Even for New York City, this week is quite special in its classical music offerings.  On the heels of the Philadelphia Orchestra’s visit to Carnegie Hall, tonight a piano legend returns to the New York Philharmonic for the first time in 20 years with the concerto that launched his career: Maurizio Pollini playing Chopin’s 1st, a can’t-miss event for which I broke my concert budget and was so excited about all week.

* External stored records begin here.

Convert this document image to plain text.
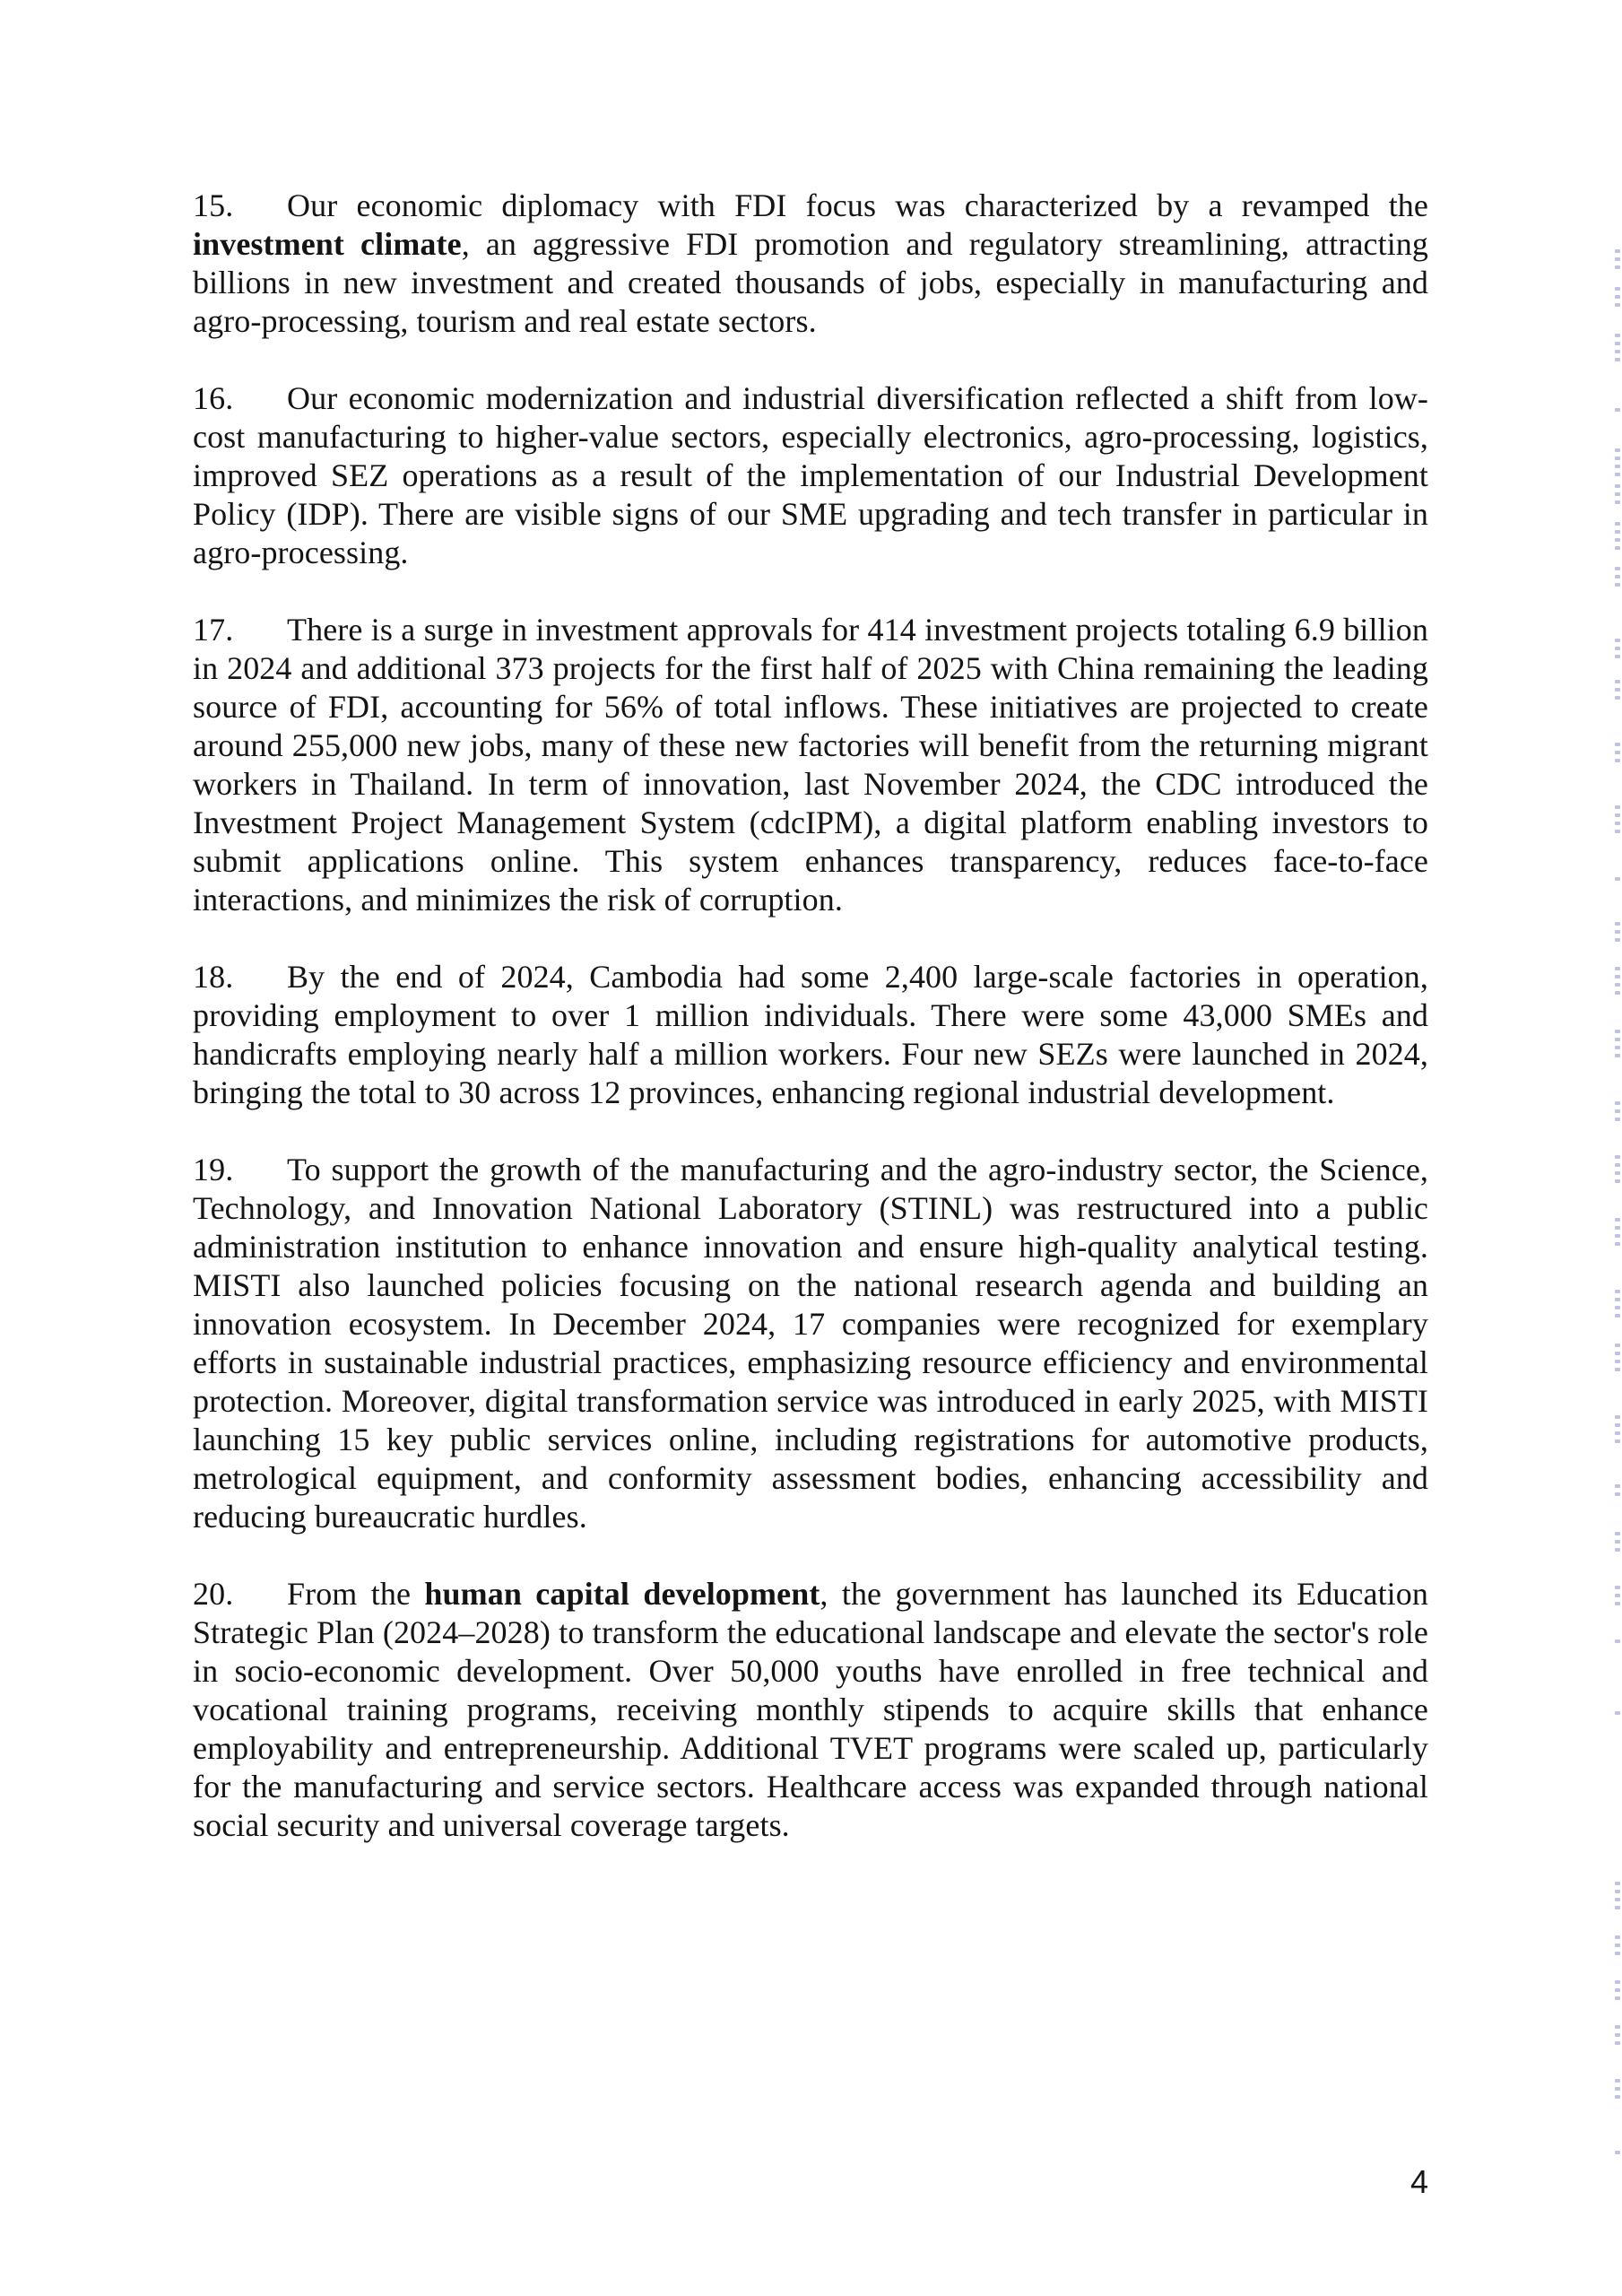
15. Our economic diplomacy with FDI focus was characterized by a revamped the investment climate, an aggressive FDI promotion and regulatory streamlining, attracting billions in new investment and created thousands of jobs, especially in manufacturing and agro-processing, tourism and real estate sectors.

16. Our economic modernization and industrial diversification reflected a shift from low-cost manufacturing to higher-value sectors, especially electronics, agro-processing, logistics, improved SEZ operations as a result of the implementation of our Industrial Development Policy (IDP). There are visible signs of our SME upgrading and tech transfer in particular in agro-processing.

17. There is a surge in investment approvals for 414 investment projects totaling 6.9 billion in 2024 and additional 373 projects for the first half of 2025 with China remaining the leading source of FDI, accounting for 56% of total inflows. These initiatives are projected to create around 255,000 new jobs, many of these new factories will benefit from the returning migrant workers in Thailand. In term of innovation, last November 2024, the CDC introduced the Investment Project Management System (cdcIPM), a digital platform enabling investors to submit applications online. This system enhances transparency, reduces face-to-face interactions, and minimizes the risk of corruption.

18. By the end of 2024, Cambodia had some 2,400 large-scale factories in operation, providing employment to over 1 million individuals. There were some 43,000 SMEs and handicrafts employing nearly half a million workers. Four new SEZs were launched in 2024, bringing the total to 30 across 12 provinces, enhancing regional industrial development.

19. To support the growth of the manufacturing and the agro-industry sector, the Science, Technology, and Innovation National Laboratory (STINL) was restructured into a public administration institution to enhance innovation and ensure high-quality analytical testing. MISTI also launched policies focusing on the national research agenda and building an innovation ecosystem. In December 2024, 17 companies were recognized for exemplary efforts in sustainable industrial practices, emphasizing resource efficiency and environmental protection. Moreover, digital transformation service was introduced in early 2025, with MISTI launching 15 key public services online, including registrations for automotive products, metrological equipment, and conformity assessment bodies, enhancing accessibility and reducing bureaucratic hurdles.

20. From the human capital development, the government has launched its Education Strategic Plan (2024–2028) to transform the educational landscape and elevate the sector's role in socio-economic development. Over 50,000 youths have enrolled in free technical and vocational training programs, receiving monthly stipends to acquire skills that enhance employability and entrepreneurship. Additional TVET programs were scaled up, particularly for the manufacturing and service sectors. Healthcare access was expanded through national social security and universal coverage targets.

4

So imagine my panic when the 1 train I was on stopped for nearly 10 minutes between 34th and 42nd, threatening to make me late.  I tried to relax by reminding myself that it wouldn’t be a huge loss if I missed the opening Berlioz overture.  Chopin’s legacy–partially French as it is–aside, the French canon doesn’t do much for me.  The notes are nice individually, but the whole usually feels less than the sum of the parts; I can’t quite pinpoint why.  Le corsaire Overture, the inspiration of which was either James Fenimore Cooper’s novel The Red Rover or Lord Byron’s poem The Corsaire (either way, a writer of the Anglosphere, how un-French), is an especially poor match for the New York Philharmonic due to the piece’s brass highlights and the orchestra’s one-note, loud-for-loud’s-sake, brass section.

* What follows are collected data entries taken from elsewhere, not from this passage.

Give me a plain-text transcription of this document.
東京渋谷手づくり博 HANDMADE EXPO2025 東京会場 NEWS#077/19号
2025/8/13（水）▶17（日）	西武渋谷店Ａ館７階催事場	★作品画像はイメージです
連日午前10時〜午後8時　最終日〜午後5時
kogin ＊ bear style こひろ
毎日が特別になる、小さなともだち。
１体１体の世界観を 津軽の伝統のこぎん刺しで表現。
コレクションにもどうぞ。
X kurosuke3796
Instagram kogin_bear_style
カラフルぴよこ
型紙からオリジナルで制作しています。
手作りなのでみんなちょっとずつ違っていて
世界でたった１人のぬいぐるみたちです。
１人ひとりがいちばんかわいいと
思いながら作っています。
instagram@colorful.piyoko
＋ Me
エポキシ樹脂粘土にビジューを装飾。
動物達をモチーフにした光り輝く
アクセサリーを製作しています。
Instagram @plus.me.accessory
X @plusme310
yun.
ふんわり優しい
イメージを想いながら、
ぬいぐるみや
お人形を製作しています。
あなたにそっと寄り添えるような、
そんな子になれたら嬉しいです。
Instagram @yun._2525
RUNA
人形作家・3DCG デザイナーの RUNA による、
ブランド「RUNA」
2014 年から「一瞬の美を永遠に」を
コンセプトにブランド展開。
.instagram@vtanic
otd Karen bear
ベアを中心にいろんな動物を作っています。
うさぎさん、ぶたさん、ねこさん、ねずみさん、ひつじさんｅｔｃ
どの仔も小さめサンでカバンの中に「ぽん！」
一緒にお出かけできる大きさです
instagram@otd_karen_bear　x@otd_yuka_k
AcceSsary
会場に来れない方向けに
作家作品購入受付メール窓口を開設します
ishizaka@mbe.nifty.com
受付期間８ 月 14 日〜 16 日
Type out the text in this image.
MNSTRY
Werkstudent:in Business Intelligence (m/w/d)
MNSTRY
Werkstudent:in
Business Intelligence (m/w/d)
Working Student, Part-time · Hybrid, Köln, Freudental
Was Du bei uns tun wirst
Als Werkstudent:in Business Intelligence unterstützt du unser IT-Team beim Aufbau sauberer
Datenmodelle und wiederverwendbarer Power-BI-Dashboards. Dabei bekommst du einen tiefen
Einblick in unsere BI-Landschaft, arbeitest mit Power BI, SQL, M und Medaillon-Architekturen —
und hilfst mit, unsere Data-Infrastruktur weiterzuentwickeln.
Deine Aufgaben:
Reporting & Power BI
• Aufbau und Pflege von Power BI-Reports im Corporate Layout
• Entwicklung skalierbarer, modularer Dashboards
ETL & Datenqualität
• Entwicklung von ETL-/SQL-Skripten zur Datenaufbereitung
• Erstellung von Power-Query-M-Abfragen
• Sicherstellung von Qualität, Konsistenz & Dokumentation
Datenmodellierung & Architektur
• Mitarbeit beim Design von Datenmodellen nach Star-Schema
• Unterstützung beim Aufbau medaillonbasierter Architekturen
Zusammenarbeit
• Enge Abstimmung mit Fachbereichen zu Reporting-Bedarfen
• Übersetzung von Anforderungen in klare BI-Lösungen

But, that’s OK, I’m certain nobody bought a ticket to the concert just to hear the orchestra play Berlioz.  Tchaikovsky’s Romeo and Juliet, while quite possibly the most over the top Romantic piece I have ever heard, ingeniously retells the story of the star-crossed lovers in less than 20 minutes, something that takes Prokofiev two and a half hours and with ballet dancers.  In Tchaikovsky’s version, the piece starts with the dignified but foreboding friar’s theme, which gives away gradually to the agitated warring between the Capulets and the Montagues.  The action slows with the love theme, played separately by the English horn (Romeo) and the flute (Juliet).  After more battles, the love theme returns, this time loudly and with the English horn and flute intertwined, signaling that the lovers have consummated their marriage.  Consummation of love is of course punishable by death, which is promptly marked with two cymbal crashes.  A final battle ensues, followed by a sweet homage by the woodwinds to their fallen comrades.  I can’t say that the Philharmonic added anything to either my interpretation or enjoyment of the piece, but it was a solid performance.

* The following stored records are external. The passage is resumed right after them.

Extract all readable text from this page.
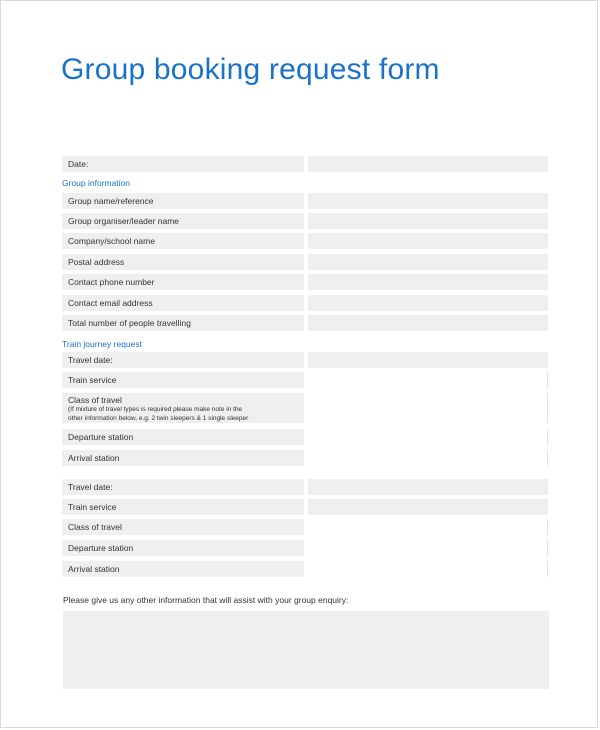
Group booking request form
Date:
Group information
Group name/reference
Group organiser/leader name
Company/school name
Postal address
Contact phone number
Contact email address
Total number of people travelling
Train journey request
Travel date:
Train service
Class of travel
(If mixture of travel types is required please make note in the
other information below, e.g. 2 twin sleepers & 1 single sleeper
Departure station
Arrival station
Travel date:
Train service
Class of travel
Departure station
Arrival station
Please give us any other information that will assist with your group enquiry:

After the intermission we arrive at the main event: Pollini playing Chopin.  Chopin’s 1st piano concerto is expressive, nuanced, equal parts strength and vulnerability, joy and melancholy, and far far beyond the composer’s 20 years at the time of its premier.  It’s also an exception among my favorite piano concertos in that it is the only piece in which I can discern no structure, by which I mean that for as many times as I’ve listened to the piece (weekly if not daily), if you played me an excerpt, I probably wouldn’t be able to tell you which movement it is from.  All of the themes seem to blend together into something so blissfully that it shuts down my analytic functions completely.  My favorite recording is the one by Krystian Zimerman with the Polish Festival Orchestra, which explores every nuance of the music and enhances whichever sensitive mood I might be in, furthering a tendency of indulging in sadness as a means to perceive beauty.

Maurizio Pollini is one of the most lauded Chopin interpreters of all time, and he had played this concerto on his way to winning the 1960 Chopin Competition.  Most world-famous musicians, as technically fluid as they must be, also–by and for design of their fame–cultivate a somewhat flashy brand in personality or demeanor.  Pollini is the complete opposite.  His upper body exhibits minimal movement, and his playing is crisp and unembellished.  In the age of Lang Lang and Khatia Buniatishvili, this is refreshing.  On the other hand, I really feel that Chopin’s 1st is a piece that allows for some indulgence, and Pollini’s detached style, combined with a few missed notes, did not do it full justice.  (The sacrilege!)  Compared to the Zimmerman version, Pollini’s performance, though probably temporally perfect, lacked warmth and emotion, and the piano floated above the orchestra instead of within it.  This hardly mattered to the audience though.  After the pianist played his last note, the orchestra still had a few seconds left, but the audience was already clapping.  A standing ovation for maestro lasted a full five minutes, and the New York crowd only reluctantly dispersed when it was clear that he was not going to give an encore.  After all, one can always nitpick, but Maurizio Pollini playing Chopin is still darn close to as good as music gets.